That cozy sounds REALLY familiar. I am going to go through my saved filed and see if I have it.


----------



## kippyfure

That's the one I have--just went into my "archives", there it was--boy I feel sorry for those who are computerphobic. I have so much fun packed into this 1-1/2"x10"x14" little wonder!!!



Carolcatz said:


> Thanks Sylvia, my 2 torties, I have 9 others, assorted colours.
> 
> I was right, my friend gave a cosy pattern to me.
> It's only different in the fact that the shells are on top of one another, rather than alternating.
> Dated 2006, name cupcakeqld Australia, is the only info I have about it, but it was free.
> So anyone interested should be able to find it.
> FOUND IT
> http://crochetroo.blogspot.com/2006/05/scallop-tea-cosy-instructions.html
> Great large pic if you click on it within the pattern


----------



## kippyfure

speaking of torties, meet Jane--and Margaux and Marielle, the Hemingway twins-----



Carolcatz said:


> Thanks Sylvia, my 2 torties, I have 9 others, assorted colours.
> 
> I was right, my friend gave a cosy pattern to me.
> It's only different in the fact that the shells are on top of one another, rather than alternating.
> Dated 2006, name cupcakeqld Australia, is the only info I have about it, but it was free.
> So anyone interested should be able to find it.
> FOUND IT
> http://crochetroo.blogspot.com/2006/05/scallop-tea-cosy-instructions.html
> Great large pic if you click on it within the pattern


----------



## JoanL

H THAT IS SO SO CUTE...AND I NEED A COSY


----------



## SylviaC

kippyfure said:


> speaking of torties, meet Jane--and Margaux and Marielle, the Hemingway twins-----
> 
> 
> 
> Carolcatz said:
> 
> 
> 
> Thanks Sylvia, my 2 torties, I have 9 others, assorted colours.
> 
> I was right, my friend gave a cosy pattern to me.
> It's only different in the fact that the shells are on top of one another, rather than alternating.
> Dated 2006, name cupcakeqld Australia, is the only info I have about it, but it was free.
> So anyone interested should be able to find it.
> FOUND IT
> http://crochetroo.blogspot.com/2006/05/scallop-tea-cosy-instructions.html
> Great large pic if you click on it within the pattern
Click to expand...

Beautiful cats - my avatar is Penelope DeVille sitting in my stash . I was going through it when she decided I was not putting it back, this was now her place. I call her Penny, my son originally owned her then had to move because of work so I inherited her 16 years ago.

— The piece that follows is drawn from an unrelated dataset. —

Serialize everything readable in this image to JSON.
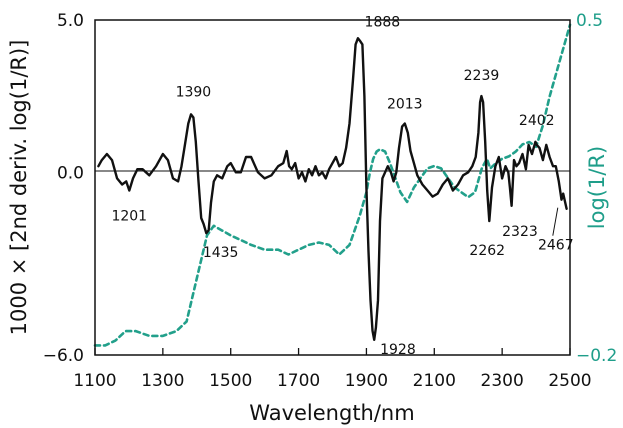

I have also now copied the tea cozy - so beautiful but I will not do the twisted cord, it cheapens the effect I think. I might do loops of chain st of the top colour.


----------



## samazon

Thanks for posting that pattern Carolcatz that is just to cute :-D


----------



## Msj

No, no, guys! Think Crocodile. It's making a great croc miniature!


----------



## glnwhi

anyone know where I can get the wristwarmers or fingerless mittens with the crock stitch? Thanks


----------



## evesch

glnwhi said:


> anyone know where I can get the wristwarmers or fingerless mittens with the crock stitch? Thanks


Well, I just got the pdf version of the Crocodile Stitch book from Annies Attic for $14.95 this morning and it has two different patterns in it for fingerless mitts in it. The one I have picture in earlier post and another one plus lots more patterns.


----------



## didough

Carolcatz said:


> Think I've seen this stitch used as a tea cosy


http://crochetroo.blogspot.com/2006/05/scallop-tea-cosy-instructions.html


----------



## Carolcatz

That's the link I'd already put in


----------



## Christi

Is there a site that shows through pics instead of video.........my dial up is why to slow to download anything.


----------



## didough

Christi said:


> Is there a site that shows through pics instead of video.........my dial up is why to slow to download anything.


Have a look here - FREE pattern plus an interesting read (also see the replies at the bottom giving more info and links)

http://yarn-muse.blogspot.com/2011/01/crocodile-stitch.html


----------



## Christi

Thank you.


----------



## scrappinmagic

I love this stitch! I've made and sold 2 purses so far (they are lined) and have 2 more in the making and my granddaughter saw me making one while I was on the 3rd row and commented that it would make a cute headband so came up with that idea.....pics of both....


----------



## didough

Sorry, but my feeling is that some folks don't always read each and every message from the very beginning of a thread, so somewhere along the line it may actually be useful to repeat factual or useful info ...


----------



## didough

Carolcatz said:


> That's the link I'd already put in


Sorry, but I find some folks don't always read each and every message from the very beginning of a thread, so somewhere along the line it may actually be useful to repeat factual or useful info ...


----------